Где реют радостно могучие орлицы

И тонут в синеве пылающих небес?

И мы — на юг! Туда, где яхонт рдеет,

И где гнездо из роз себе природа вьёт,

И нас, и нас далёкий путь влечёт...

Но солнце там души не отогреет,

И свежий мирт чела не обовьёт.

Пора отдать себя и смерти и забвенью.

Не тем ли после бурь нам будет смерть красна.

Что нас не севера угрюмая сосна,

А южный кипарис своей покроет тенью?..


   — Было ещё что-то, да позабыл, — добавил он после молчания.

   — Ты сам себе злодей, Саша! С таким небреженьем относишься к музе. Ничего не записываешь.

   — Да Бог со мною, не кори меня много. Лучше сам прочитай.

Лермонтов на секунду задумался.

   — У меня есть в том же роде.


Скажи мне, ветка Палестины,

Где ты росла, где ты цвела?

Каких холмов, какой долины

Ты украшением была?..


...Так они странствовали, то пускаясь вдогонку попутному транспорту, то с беспечностью отставая от него.

Если бы не закладывало уши, можно подумать, что они всё ещё в степи: предгорья остались внизу, а вершины по-прежнему далеки и туманны. Кругом леса, мелкий кустарник, почва в плоских сахарно-белых мергелях: трава пополам с камнем. Сильный прохладный ветер гудит в ушах. Сутулая фигура Одоевского ныряет между травами и кустами. А в двадцати шагах от него взмывает сокол.

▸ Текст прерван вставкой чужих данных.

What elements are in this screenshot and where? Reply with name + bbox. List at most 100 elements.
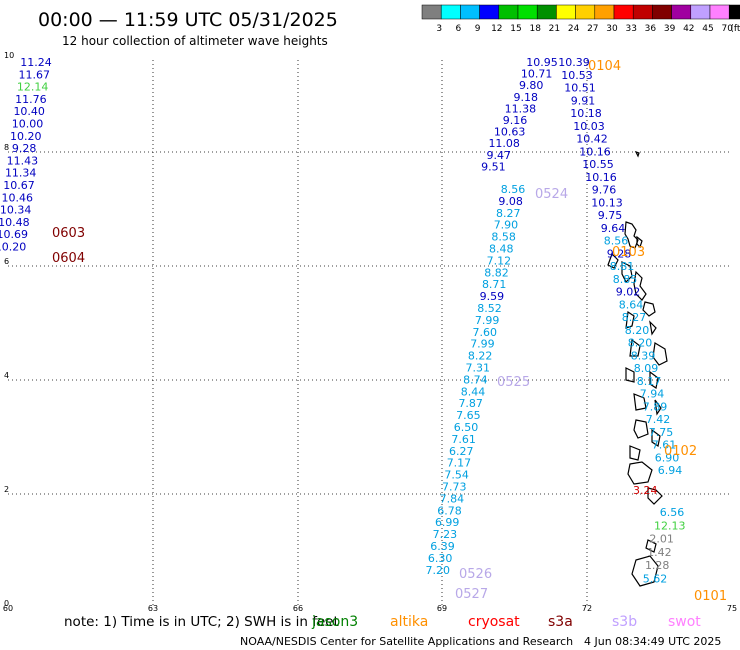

Позади оставалась Северная Кабарда, там, где она смыкается с Осетией, — горы в полусолнечной дымке трав, ложбины, засеянные овсом, купы плодоносного шиповника и ореховые заросли, переходящие в скудный горный лес. Даже встретилось одно дождевое озерцо: появилось после ливней и вот же, не мелеет. Воздух жужжал пчёлами и звенел кузнечиками. Слоистое небо нависало ровным колпаком — словно стоишь в центре мира...

Разговоры их не прерывались ни на минуту и становились всё горячее, всё откровеннее.

   — Дело надо было доводить до конца, — жёстко сказал Лермонтов. — Царская фамилия преградой стояла на пути к свободе, что ж вы не стреляли по государю, стоя против него в каре на площади?

   — Помилуй, как можно, — пробормотал Одоевский, зябко поводя плечами. — Я с ночи дежурил у спальни государя. Ночью он проснулся, спросил, что за шум у дверей? Я ответил, что смена караула. Мы были одни...

   — Эх ты, смена караула... — Лермонтов смотрел на него с участливой жалостью. — Только чёрных воронов распугали... Сделай милость, не принимай в обиду. Верно, и я тогда поступил бы не лучшим образом. Все мы сильны задним умом.

   — Но я и сейчас не сделал бы иначе.

   — Знаю. Поэтому и злюсь на вас, святые души!

   — Полно, полно, — испугавшись, забормотал Одоевский. — Не веди ты эти речи, ради Христа. Предупреждал генерал Вельяминов: повсюду незримо голубые мундиры.

   — Моя голова ими уже помечена, — отозвался Лермонтов с напускной беспечностью.

Они помолчали, думая каждый о своём.

   — Не прими и ты в обиду, — выдавил наконец Одоевский, не в силах сладить с неотвязной мыслью. Он поднял на Лермонтова взор, полный смущения. — Но откуда у тебя эта холодная злость ко всему, чем утешаются другие люди? Ты молод, имеешь любящую родню и обеспеченное будущее... государь наверняка скоро простит тебя... Наконец, ты поэт, каких у нас мало! Верю, ты наследуешь пушкинскую лиру!

Лермонтов как бы внутренне отмахнулся от половины лестных слов дружелюбного попутчика. Отозвался лишь на то, что грызло его изнутри.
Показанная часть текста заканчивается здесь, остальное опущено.